Conservative Leader Andrew Scheer says he would be open to working with Quebec to temporarily reduce immigration to the province and to introduce a values and language test for newcomers as requested by the Legault government.
Speaking in Montreal on Monday, Mr. Scheer said that if he wins this year’s federal election, the Tories are willing to help Quebec Premier François Legault address his government’s immigration concerns. Quebec plans to reduce the number of newcomers by 20 per cent this year, as the province struggles to integrate tens of thousands of asylum seekers who have crossed from the United States between official points of entry.

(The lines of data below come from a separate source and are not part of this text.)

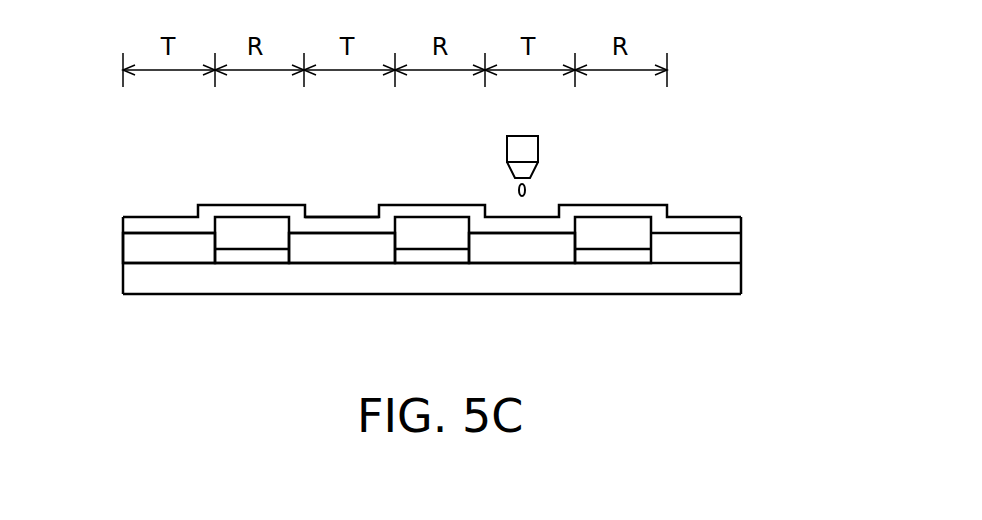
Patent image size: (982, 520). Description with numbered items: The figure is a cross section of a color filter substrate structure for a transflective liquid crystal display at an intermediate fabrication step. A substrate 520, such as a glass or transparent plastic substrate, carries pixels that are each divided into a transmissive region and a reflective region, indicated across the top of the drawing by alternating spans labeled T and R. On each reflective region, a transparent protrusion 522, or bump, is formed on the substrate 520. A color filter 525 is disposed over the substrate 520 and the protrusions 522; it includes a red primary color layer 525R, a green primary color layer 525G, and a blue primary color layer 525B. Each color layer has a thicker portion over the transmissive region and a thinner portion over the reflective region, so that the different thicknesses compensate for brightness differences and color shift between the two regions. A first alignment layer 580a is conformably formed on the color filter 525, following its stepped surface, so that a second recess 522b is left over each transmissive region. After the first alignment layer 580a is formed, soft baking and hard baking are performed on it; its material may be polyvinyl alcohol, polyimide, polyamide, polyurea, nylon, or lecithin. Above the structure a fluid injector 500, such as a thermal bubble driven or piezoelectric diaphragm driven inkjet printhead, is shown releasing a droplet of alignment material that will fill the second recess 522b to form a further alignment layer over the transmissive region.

The fluid injector 500 is at (528, 148).
The substrate 520 is at (728, 283).
The transparent protrusion 522 is at (251, 254).
The second recess 522b is at (342, 205).
The color filter 525 is at (112, 251).
The red primary color layer 525R is at (160, 254).
The green primary color layer 525G is at (340, 254).
The blue primary color layer 525B is at (520, 254).
The first alignment layer 580a is at (728, 226).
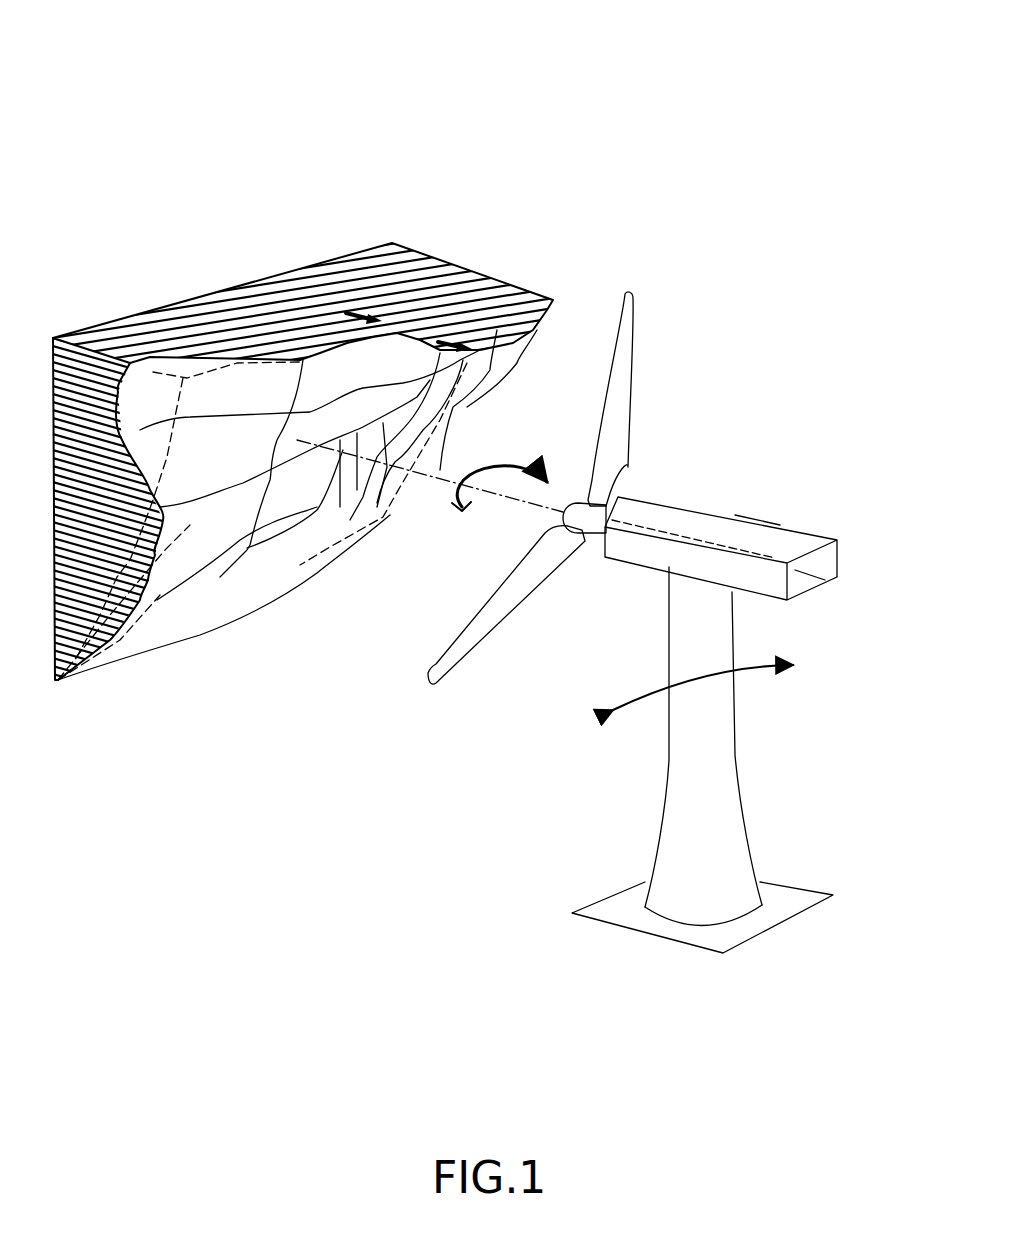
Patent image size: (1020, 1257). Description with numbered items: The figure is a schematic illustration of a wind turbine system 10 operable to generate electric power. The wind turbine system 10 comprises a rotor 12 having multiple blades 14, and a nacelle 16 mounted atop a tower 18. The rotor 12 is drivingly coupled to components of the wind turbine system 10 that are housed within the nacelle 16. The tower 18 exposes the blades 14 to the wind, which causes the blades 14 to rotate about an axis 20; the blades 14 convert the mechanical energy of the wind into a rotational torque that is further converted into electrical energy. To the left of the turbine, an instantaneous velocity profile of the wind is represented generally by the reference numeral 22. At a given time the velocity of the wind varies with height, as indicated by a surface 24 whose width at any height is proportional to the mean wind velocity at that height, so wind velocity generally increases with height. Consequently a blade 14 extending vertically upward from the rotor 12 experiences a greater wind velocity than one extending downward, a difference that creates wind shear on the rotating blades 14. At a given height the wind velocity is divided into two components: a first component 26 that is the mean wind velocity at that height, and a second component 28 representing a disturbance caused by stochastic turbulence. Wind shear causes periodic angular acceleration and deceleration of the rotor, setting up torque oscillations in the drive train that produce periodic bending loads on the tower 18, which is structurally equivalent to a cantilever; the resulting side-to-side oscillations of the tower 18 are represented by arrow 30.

The wind turbine system 10 is at (660, 478).
The rotor 12 is at (577, 503).
The blades 14 is at (617, 404).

“It’s not a question of confrontation, it’s not a question of one level of government dictating or imposing; it’s a question of an openness and a willingness to work together to find that common ground,” Mr. Scheer said.
Mr. Legault has said that Quebec wants to introduce testing for newcomers to ensure they can speak French and support Quebec values before increasing immigration levels. Mr. Scheer also spoke in favour of the values and language testing.
“For me, it is important to have programs that help people to integrate into our society, to adopt Canadian values, to adopt one of the two official languages and to ensure that everyone who comes to Canada knows that we are a country based on the fundamental principles of equality and tolerance,” Mr. Scheer said in French on Monday.
“That is something on which the federal government can work with the Quebec government.”
Quebec’s plan to temporarily cut the number of newcomers it accepts comes as Prime Minister Justin Trudeau’s Liberal government promotes higher immigration as the key to a stronger Canadian economy. Last November, the federal government announced it will gradually raise Canada’s national targets for annual immigration to 350,000 in 2021, from 310,000 this year. It is not clear how Quebec’s reductions will affect Ottawa’s national targets.
Tory immigration critic Michelle Rempel said a Conservative government would consult closer with the provinces as it develops its federal immigration levels to ensure regional needs are addressed.
“The provincial governments should have a greater say and a greater influence on setting immigration levels on an annual basis," Ms. Rempel said.
“If any premier came to a Conservative government and said, ‘We need to have a greater say in planning for immigration levels in the province,’ we would respect that.”
Under the terms of a 1991 Canada-Quebec deal on immigration, federal funding to help Quebec integrate immigrants will rise even if the province’s total intake of immigrants declines. Ottawa estimates it will boost its annual immigration transfers to Quebec by about $50-million in the 2018-2019 fiscal year, meaning they will reach approximately $540-million (or $13,500 for each newcomer).
In Ottawa, Immigration Minister Ahmed Hussen said the federal government doesn’t agree with Quebec’s plan to cut immigration.
“We believe that what the Quebec economy needs, just like the Canadian economy, is more workers, more space for employers to hire more people so that they can grow the economy and create good middle-class jobs for Canadians,” Mr. Hussen said on Parliament Hill Monday.
“Our approach is that we need to grow the economy and to do that, you need high immigration levels.”
Infrastructure Minister François-Philippe Champagne also called on the Quebec government to reconcile its position in favour of lower immigration levels to the widespread calls in the business community for help to deal with continuing labour shortages.
The two governments will meet in Gatineau later this month to discuss Quebec’s proposed immigration cuts and a compensation deal for costs related to resettling refugee claimants. More than 37,000 asylum seekers have entered Quebec between official border crossings along the U.S. border since January, 2017, putting significant pressure on the immigration system. On top of the annual immigration transfers, the Quebec government is seeking $300-million in compensation from Ottawa, but Mr. Legault said Ottawa is offering to cover only $140-million.